Birleştiren Lider Olun
Bağlantıda olmak şirketler için de oldukça kritik. Facebook’un dünya çapında yaptığı bir araştırmaya göre, tüketicilerin yarısı bir mesaj gönderdiklerinde o markayla “bağlantıda” hissettiklerini söylüyor. Yani “bağlantıda kalmak” her türlü ilişkide farklılaştı. Bunu şirketler iş yapış modellerinde, liderler ise yönetsel anlayışlarında mutlaka göz önünde bulundurmak zorunda. İş hayatında “birleştiren lider” olmak, sanal ekiplerin başarısında, takımın birlikteliğinde ön plana çıkıyor. Peki birleştiren lider ne demek?
Ekibi ile, iş dünyası ile her koşulda bağlantıda kalabilen lider demek istiyorum. Ekipteki her bireyle iletişimde kalıp ruh ve beden sağlıklarını takip ederek, ekibini bir arada tutan, istikrarlı bir şekilde başarıya ulaşmalarını sağlayan lider. En önemlisi, birleştiren lider bunları yapması gerektiği için değil, önemsediği için, merak ettiği için yapar. Bu da aslında en önemli bağlantıda kalma yolu.
BBC’de gördüğüm bir haber, bağlantıda kalma için yepyeni bir yoldan bahsediyor: Moodbeam. Bireyin ruh halini, taktığı bileklikle ortaya çıkaran bir teknoloji Moodbeam. Bu bileklikte iki renk bulunuyor: Sarı ve mavi. Yöneticinize ruh halinizi bu iki renk ile anlatabiliyorsunuz. Sarı düğmeye basarsanız mutlu, mavi düğmeye basarsanız üzgün olduğunuz mesajı iletiliyor. Aslında bu sistem de çalışanınızı önemsediğinizi gösterebilir. Ancak ben kişisel olarak her zaman diyalog yöntemini seçenlerdenim. Bu noktada, örneğin 500 kişiye aynı anda nasıl ulaşacağım sorusu gündeme gelebilir. Bu da sizin liderliğinizin gücünü gösterir. Duyguların yönetimi ve ifadesinin günde X kez bir bileklik ile değil, özgürce, istenilen zamanda ifade edilmesinden yanayım.

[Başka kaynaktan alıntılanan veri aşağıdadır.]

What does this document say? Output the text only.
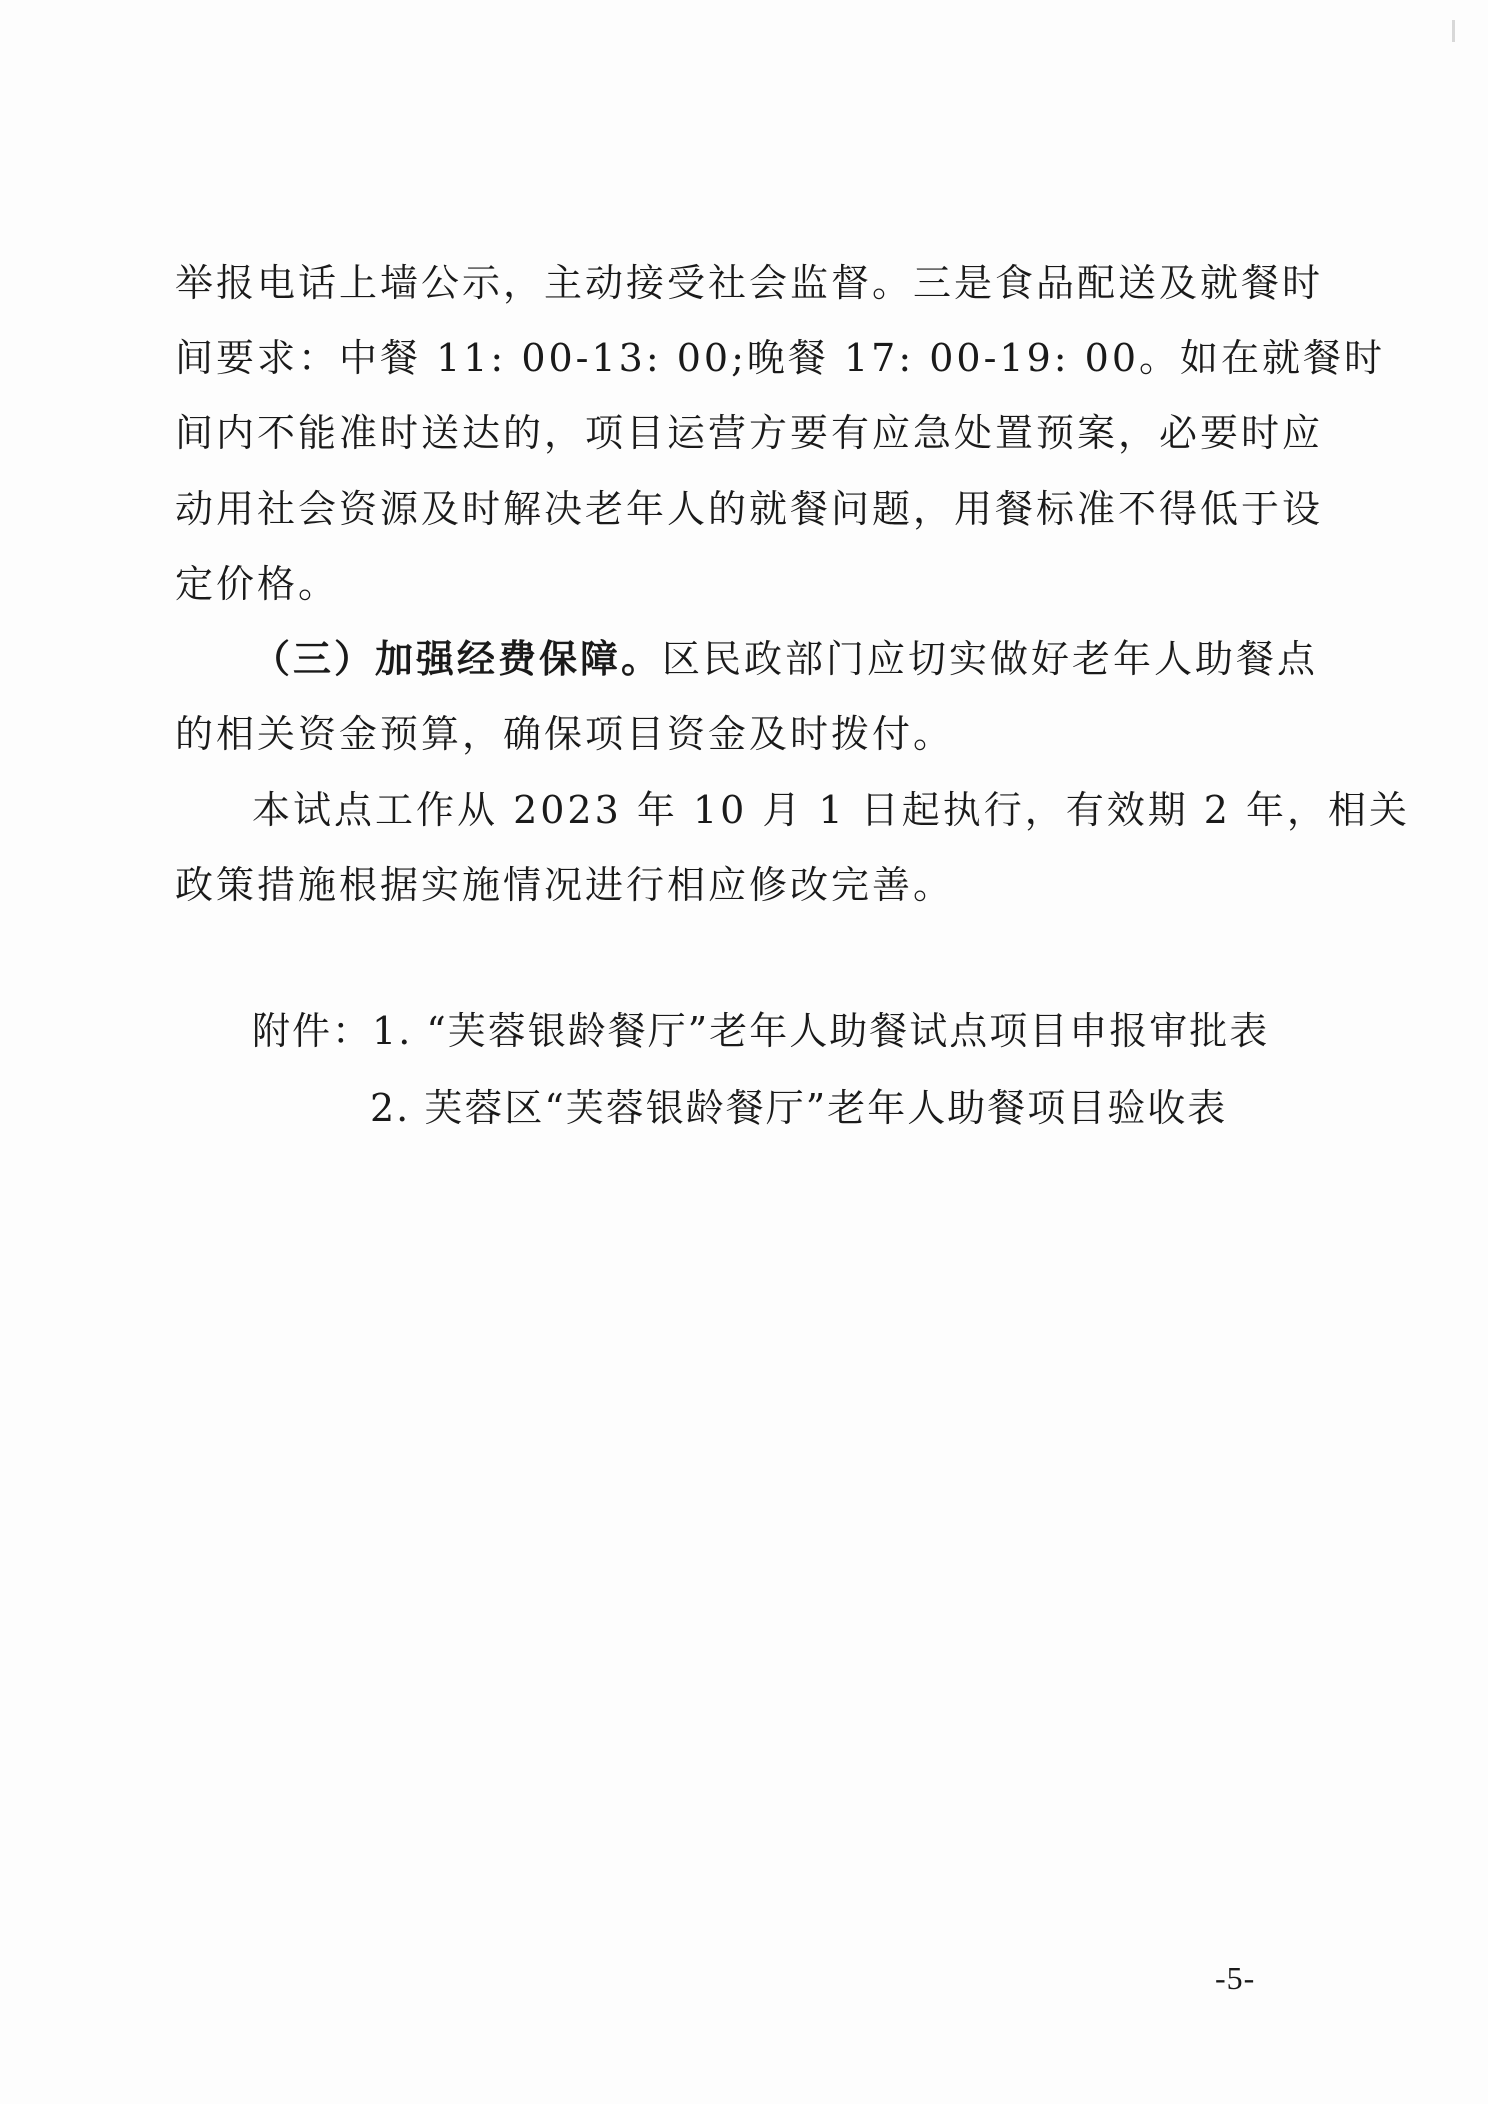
举报电话上墙公示，主动接受社会监督。三是食品配送及就餐时
间要求：中餐 11: 00-13: 00;晚餐 17: 00-19: 00。如在就餐时
间内不能准时送达的，项目运营方要有应急处置预案，必要时应
动用社会资源及时解决老年人的就餐问题，用餐标准不得低于设
定价格。
（三）加强经费保障。区民政部门应切实做好老年人助餐点
的相关资金预算，确保项目资金及时拨付。
本试点工作从 2023 年 10 月 1 日起执行，有效期 2 年，相关
政策措施根据实施情况进行相应修改完善。
附件：1. “芙蓉银龄餐厅”老年人助餐试点项目申报审批表
2. 芙蓉区“芙蓉银龄餐厅”老年人助餐项目验收表
-5-
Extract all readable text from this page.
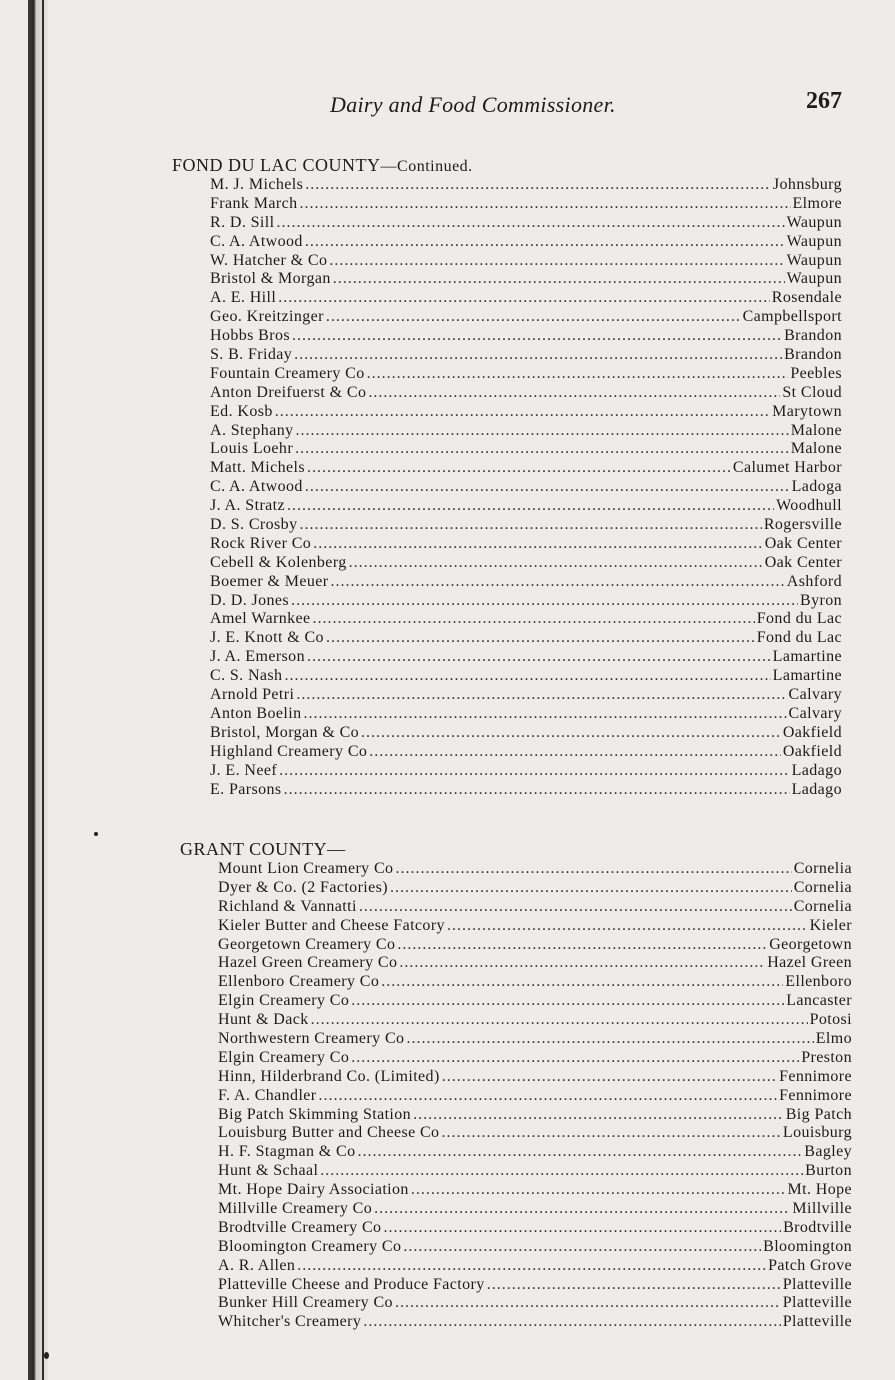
Dairy and Food Commissioner.	267
FOND DU LAC COUNTY—Continued.
M. J. Michels .....	Johnsburg
Frank March .....	Elmore
R. D. Sill .....	Waupun
C. A. Atwood .....	Waupun
W. Hatcher & Co .....	Waupun
Bristol & Morgan .....	Waupun
A. E. Hill .....	Rosendale
Geo. Kreitzinger .....	Campbellsport
Hobbs Bros .....	Brandon
S. B. Friday .....	Brandon
Fountain Creamery Co .....	Peebles
Anton Dreifuerst & Co .....	St Cloud
Ed. Kosb .....	Marytown
A. Stephany .....	Malone
Louis Loehr .....	Malone
Matt. Michels .....	Calumet Harbor
C. A. Atwood .....	Ladoga
J. A. Stratz .....	Woodhull
D. S. Crosby .....	Rogersville
Rock River Co .....	Oak Center
Cebell & Kolenberg .....	Oak Center
Boemer & Meuer .....	Ashford
D. D. Jones .....	Byron
Amel Warnkee .....	Fond du Lac
J. E. Knott & Co .....	Fond du Lac
J. A. Emerson .....	Lamartine
C. S. Nash .....	Lamartine
Arnold Petri .....	Calvary
Anton Boelin .....	Calvary
Bristol, Morgan & Co .....	Oakfield
Highland Creamery Co .....	Oakfield
J. E. Neef .....	Ladago
E. Parsons .....	Ladago
GRANT COUNTY—
Mount Lion Creamery Co .....	Cornelia
Dyer & Co. (2 Factories) .....	Cornelia
Richland & Vannatti .....	Cornelia
Kieler Butter and Cheese Fatcory .....	Kieler
Georgetown Creamery Co .....	Georgetown
Hazel Green Creamery Co .....	Hazel Green
Ellenboro Creamery Co .....	Ellenboro
Elgin Creamery Co .....	Lancaster
Hunt & Dack .....	Potosi
Northwestern Creamery Co .....	Elmo
Elgin Creamery Co .....	Preston
Hinn, Hilderbrand Co. (Limited) .....	Fennimore
F. A. Chandler .....	Fennimore
Big Patch Skimming Station .....	Big Patch
Louisburg Butter and Cheese Co .....	Louisburg
H. F. Stagman & Co .....	Bagley
Hunt & Schaal .....	Burton
Mt. Hope Dairy Association .....	Mt. Hope
Millville Creamery Co .....	Millville
Brodtville Creamery Co .....	Brodtville
Bloomington Creamery Co .....	Bloomington
A. R. Allen .....	Patch Grove
Platteville Cheese and Produce Factory .....	Platteville
Bunker Hill Creamery Co .....	Platteville
Whitcher's Creamery .....	Platteville
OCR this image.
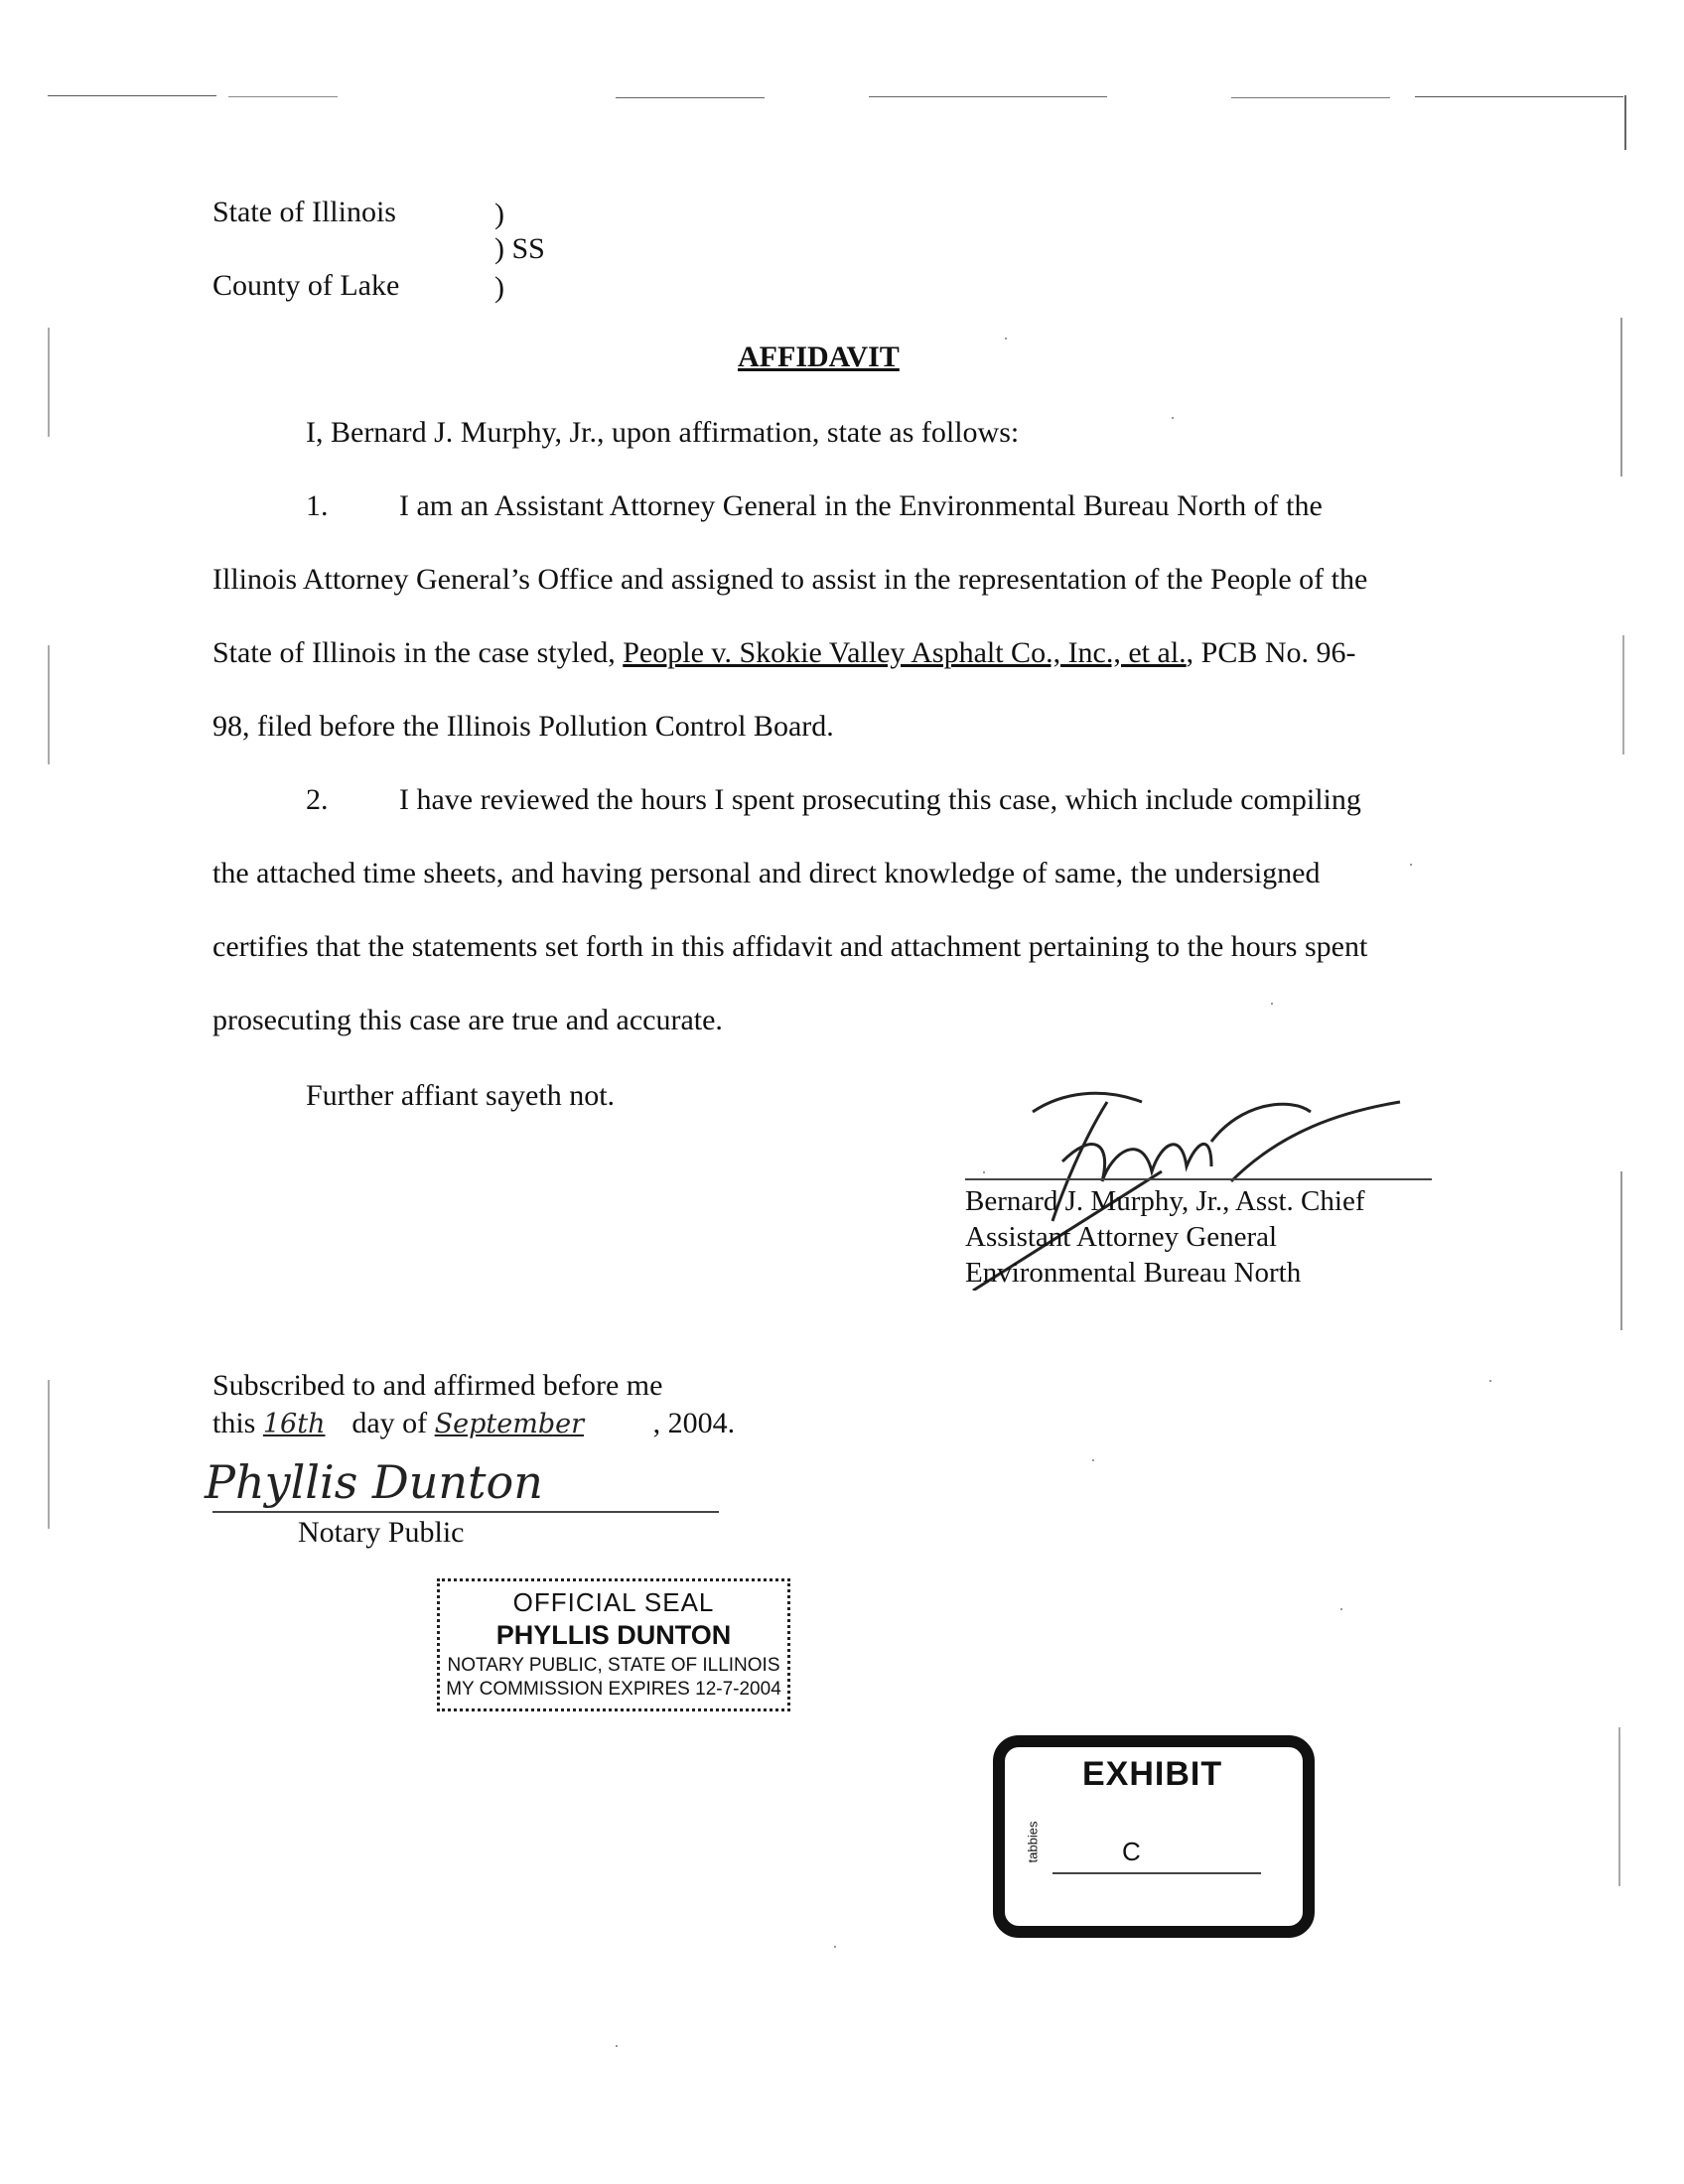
State of Illinois	)
) SS
County of Lake	)
AFFIDAVIT
I, Bernard J. Murphy, Jr., upon affirmation, state as follows:
1. I am an Assistant Attorney General in the Environmental Bureau North of the
Illinois Attorney General’s Office and assigned to assist in the representation of the People of the
State of Illinois in the case styled, People v. Skokie Valley Asphalt Co., Inc., et al., PCB No. 96-
98, filed before the Illinois Pollution Control Board.
2. I have reviewed the hours I spent prosecuting this case, which include compiling
the attached time sheets, and having personal and direct knowledge of same, the undersigned
certifies that the statements set forth in this affidavit and attachment pertaining to the hours spent
prosecuting this case are true and accurate.
Further affiant sayeth not.
Bernard J. Murphy, Jr., Asst. Chief
Assistant Attorney General
Environmental Bureau North
Subscribed to and affirmed before me
this 16th day of September , 2004.
Phyllis Dunton
Notary Public
OFFICIAL SEAL
PHYLLIS DUNTON
NOTARY PUBLIC, STATE OF ILLINOIS
MY COMMISSION EXPIRES 12-7-2004
EXHIBIT
tabbies	C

Yeniliklerle Hayatınızı Kolaylaştırın
Birleştiren lider aynı zamanda bugünü gelecek ile birleştiren liderdir. Öncelikleri, iş yapma şekli geleceği yansıtır. Dünya gösteriyor ki ofiste çalışmaya fiziksel olarak başlasak da sanal ortamda çalışmalar hız kesmeden devam edecek. Sanal veya hibrit ekipleri yönlendirebilmek, hızlı ve çevik dünyamızda sanal projeleri yönetebilmek gerekiyor. Ekip içinde ve iş arkadaşları ile ilişki kurmaya yardımcı olacak her türlü teknolojik araçtan yararlanmak ise liderin olmazsa olmazı. Sanal ortamda işbirliğini ve iletişimi artırmak için Slack, Mural ve Trello gibi platformlar ise bunlardan sadece birkaçı. Bu araçların kullanılması verimlilik ve işten alınan keyifte artışa neden oluyor.
Ofis mi Ev mi?
Bir liderin takip etmesi gereken gelecek trendlerden bir diğeri de temel yaşamsal kavramlar. Wunderman Thompson’un yaptığı the Future 100 araştırmasında, ev dekorasyonunda artık bambaşka bir beklenti olduğundan bahsediliyor. Örneğin ofise ya da sınıf ortamına kolayca çevrilebilecek şekilde dekore edilmiş bir salon düşünün ya da sanal toplantılarımız için kolayca katlanarak bir telefon kabini şekline dönüşebilecek koltuklar. Böylece bu esneklik, bize evde iş ortamı yaratarak üretkenliğimizi ve verimliliğimizi artırmamızı sağlayacak. İş yerleri açısından baktığımızda ise artık sanal ofisler, sanal yönetim merkezleri gündemde. Örneğin, WeTransfer fiziksel ofisini kapattıktan sonra açtığı sanal ofisinde, video oyunlarını anımsatan grafikler ile şirketin Hollanda genel merkezinin bir versiyonunu uyarlamış. Toplantı odaları ve kütüphanede sanal olarak dolaşıp arkadaşlarınızla kafeteryada kahve içebiliyorsunuz. İşte böylelikle, fiziksel olarak ofiste olmasanız da kendinizi ve ekiplerinizi sanal ortamda iş yerinde hissedebiliyorsunuz. Mekanımızı değiştiremesek de küçük değişikliklerle ofiste hissetmek yaratıcılığımızı tetikleyecek. Evimizi iş ortamına çevirmek, üzerinde çalıştığımız projelere daha çok odaklanmamızı ve ekiple bağlantıda kalmamızı sağlayacak. Sizin de gözünüzde “Matrix” ya da “Avatar” canlandı mı?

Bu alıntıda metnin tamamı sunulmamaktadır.